The cases arise out of North Carolina and Maryland, where voters allege their politicians redrew their congressional district maps to favor one political party over the other.
The high court had heard a case out of Wisconsin the last term, which challenged partisan gerrymandering. But the justices sent it back to the lower court to decide whether the voters suffered adequate injury to bring the lawsuit, essentially punting on the issue.
“Whether it is Democrats or Republicans manipulating the election maps, gerrymanders cheat voters out of true representation,” said Karen Hobert Flynn, president of Common Cause, an organization that launched the complaints.

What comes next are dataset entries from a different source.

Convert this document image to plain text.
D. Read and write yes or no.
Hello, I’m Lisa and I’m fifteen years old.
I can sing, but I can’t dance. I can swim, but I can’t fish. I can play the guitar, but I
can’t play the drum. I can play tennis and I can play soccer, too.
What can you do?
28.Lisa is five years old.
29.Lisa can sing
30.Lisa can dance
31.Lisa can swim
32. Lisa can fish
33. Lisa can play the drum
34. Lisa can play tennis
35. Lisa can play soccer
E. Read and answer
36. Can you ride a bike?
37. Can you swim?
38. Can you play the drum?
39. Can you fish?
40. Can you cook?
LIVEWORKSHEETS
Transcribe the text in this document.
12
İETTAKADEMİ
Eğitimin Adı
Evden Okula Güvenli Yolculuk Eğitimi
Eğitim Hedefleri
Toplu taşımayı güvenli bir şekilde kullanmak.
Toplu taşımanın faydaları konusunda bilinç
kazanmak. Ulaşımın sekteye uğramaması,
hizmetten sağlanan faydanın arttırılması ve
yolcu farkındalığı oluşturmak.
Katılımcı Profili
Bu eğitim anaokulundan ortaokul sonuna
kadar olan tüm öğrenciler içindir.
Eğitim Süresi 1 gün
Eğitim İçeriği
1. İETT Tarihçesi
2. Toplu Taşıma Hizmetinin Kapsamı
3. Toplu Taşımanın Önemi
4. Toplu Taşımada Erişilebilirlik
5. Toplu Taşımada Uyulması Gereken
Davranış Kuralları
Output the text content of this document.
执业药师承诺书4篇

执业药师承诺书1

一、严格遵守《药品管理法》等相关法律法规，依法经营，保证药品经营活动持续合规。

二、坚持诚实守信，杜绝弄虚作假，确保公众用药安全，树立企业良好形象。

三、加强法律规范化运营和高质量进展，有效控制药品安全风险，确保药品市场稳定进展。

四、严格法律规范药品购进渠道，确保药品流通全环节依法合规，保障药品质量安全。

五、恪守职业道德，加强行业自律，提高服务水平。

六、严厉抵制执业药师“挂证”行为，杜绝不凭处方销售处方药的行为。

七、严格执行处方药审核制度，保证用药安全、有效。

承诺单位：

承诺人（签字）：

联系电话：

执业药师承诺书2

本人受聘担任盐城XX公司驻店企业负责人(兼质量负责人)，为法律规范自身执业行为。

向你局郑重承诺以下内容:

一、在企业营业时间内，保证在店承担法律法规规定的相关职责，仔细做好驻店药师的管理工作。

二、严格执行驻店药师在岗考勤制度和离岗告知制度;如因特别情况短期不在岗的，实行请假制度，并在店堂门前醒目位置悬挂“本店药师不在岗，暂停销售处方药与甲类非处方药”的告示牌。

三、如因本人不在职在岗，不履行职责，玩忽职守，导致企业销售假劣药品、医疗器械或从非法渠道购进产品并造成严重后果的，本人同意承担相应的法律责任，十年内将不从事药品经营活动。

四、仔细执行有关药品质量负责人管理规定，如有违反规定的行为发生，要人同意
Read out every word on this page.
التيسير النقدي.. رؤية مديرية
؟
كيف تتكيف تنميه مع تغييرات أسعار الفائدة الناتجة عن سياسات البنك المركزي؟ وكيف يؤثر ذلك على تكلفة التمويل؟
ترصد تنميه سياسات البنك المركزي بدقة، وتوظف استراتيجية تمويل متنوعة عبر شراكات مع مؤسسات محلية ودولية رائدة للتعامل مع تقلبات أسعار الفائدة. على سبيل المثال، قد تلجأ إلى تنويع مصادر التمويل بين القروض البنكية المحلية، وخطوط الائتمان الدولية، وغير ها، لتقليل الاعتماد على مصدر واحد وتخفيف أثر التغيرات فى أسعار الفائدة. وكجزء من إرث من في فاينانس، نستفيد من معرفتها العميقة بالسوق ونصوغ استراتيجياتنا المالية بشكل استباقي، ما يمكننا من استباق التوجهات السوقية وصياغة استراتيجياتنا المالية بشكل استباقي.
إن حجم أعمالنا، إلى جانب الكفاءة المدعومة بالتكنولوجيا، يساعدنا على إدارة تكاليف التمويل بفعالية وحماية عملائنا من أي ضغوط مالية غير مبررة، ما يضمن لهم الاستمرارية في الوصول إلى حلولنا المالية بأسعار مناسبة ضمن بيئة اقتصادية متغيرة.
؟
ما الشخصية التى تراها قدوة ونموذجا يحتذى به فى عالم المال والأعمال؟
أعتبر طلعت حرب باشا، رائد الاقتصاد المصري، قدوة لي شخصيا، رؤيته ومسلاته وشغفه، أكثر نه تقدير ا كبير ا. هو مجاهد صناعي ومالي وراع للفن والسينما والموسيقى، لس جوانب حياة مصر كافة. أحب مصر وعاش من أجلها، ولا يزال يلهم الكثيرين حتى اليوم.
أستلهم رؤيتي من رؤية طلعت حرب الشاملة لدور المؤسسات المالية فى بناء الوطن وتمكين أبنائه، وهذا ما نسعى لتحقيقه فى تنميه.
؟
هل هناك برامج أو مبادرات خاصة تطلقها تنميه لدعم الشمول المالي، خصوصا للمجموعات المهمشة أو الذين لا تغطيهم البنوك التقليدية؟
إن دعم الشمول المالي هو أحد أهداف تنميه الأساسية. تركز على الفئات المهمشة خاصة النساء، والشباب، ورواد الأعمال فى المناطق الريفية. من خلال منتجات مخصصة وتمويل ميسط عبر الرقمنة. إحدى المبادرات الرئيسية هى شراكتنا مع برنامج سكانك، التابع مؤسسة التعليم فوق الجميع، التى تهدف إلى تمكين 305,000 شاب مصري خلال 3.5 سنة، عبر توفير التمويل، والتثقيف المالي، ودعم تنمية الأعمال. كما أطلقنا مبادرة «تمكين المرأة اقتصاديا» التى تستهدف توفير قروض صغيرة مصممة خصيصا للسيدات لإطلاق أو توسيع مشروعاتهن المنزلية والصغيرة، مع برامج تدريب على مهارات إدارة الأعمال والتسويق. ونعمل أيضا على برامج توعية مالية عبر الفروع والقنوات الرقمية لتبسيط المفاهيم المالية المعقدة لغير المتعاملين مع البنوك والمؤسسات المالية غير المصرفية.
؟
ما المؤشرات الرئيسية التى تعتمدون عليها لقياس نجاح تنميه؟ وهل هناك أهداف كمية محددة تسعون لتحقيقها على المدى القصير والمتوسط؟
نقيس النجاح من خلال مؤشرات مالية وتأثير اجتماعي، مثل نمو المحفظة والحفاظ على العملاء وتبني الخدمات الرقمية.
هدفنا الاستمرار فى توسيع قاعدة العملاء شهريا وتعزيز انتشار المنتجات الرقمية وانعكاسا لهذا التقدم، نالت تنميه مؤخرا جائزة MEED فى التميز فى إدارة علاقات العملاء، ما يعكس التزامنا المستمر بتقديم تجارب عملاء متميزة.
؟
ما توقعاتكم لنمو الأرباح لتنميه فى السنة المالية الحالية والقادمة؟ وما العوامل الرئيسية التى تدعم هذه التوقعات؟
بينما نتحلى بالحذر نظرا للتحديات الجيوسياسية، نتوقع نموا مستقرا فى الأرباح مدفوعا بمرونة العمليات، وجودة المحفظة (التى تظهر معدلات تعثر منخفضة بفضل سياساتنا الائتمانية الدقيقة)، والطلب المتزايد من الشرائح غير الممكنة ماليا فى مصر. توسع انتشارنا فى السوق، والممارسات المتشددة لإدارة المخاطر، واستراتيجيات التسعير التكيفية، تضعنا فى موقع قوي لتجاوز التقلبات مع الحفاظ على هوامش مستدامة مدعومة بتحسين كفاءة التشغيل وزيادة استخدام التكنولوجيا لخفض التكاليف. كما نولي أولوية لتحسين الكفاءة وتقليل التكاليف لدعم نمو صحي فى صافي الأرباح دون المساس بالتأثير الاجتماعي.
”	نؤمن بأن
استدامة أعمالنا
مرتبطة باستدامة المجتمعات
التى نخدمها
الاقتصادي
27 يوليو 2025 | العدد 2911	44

Advocacy groups are hoping the high court will set a clearer legal standard this time.
“Voters nationwide are ready for a ruling from the Supreme Court that finally declares that they come first, not self-interested politicians,” said Paul Smith, vice president at the Campaign Legal Center.
In Maryland, Republican voters accused the Democrat-led assembly of diluting Republican votes in one of the state’s congressional districts.
A lower court ruled the Maryland Democrats had violated the Constitution through their map drawing.
An appeal came to the high court last term and the justices said the lower court was correct in not issuing an injunction while the justices were considering the Wisconsin case.
The North Carolina case also had previously been pending appeal at the high court but was remanded back to the lower court after the justices decided the Wisconsin case.
The lower court found the voters had suffered adequate injury in order to bring the lawsuit and ruled in favor of the advocacy groups against the North Carolina Republican assembly.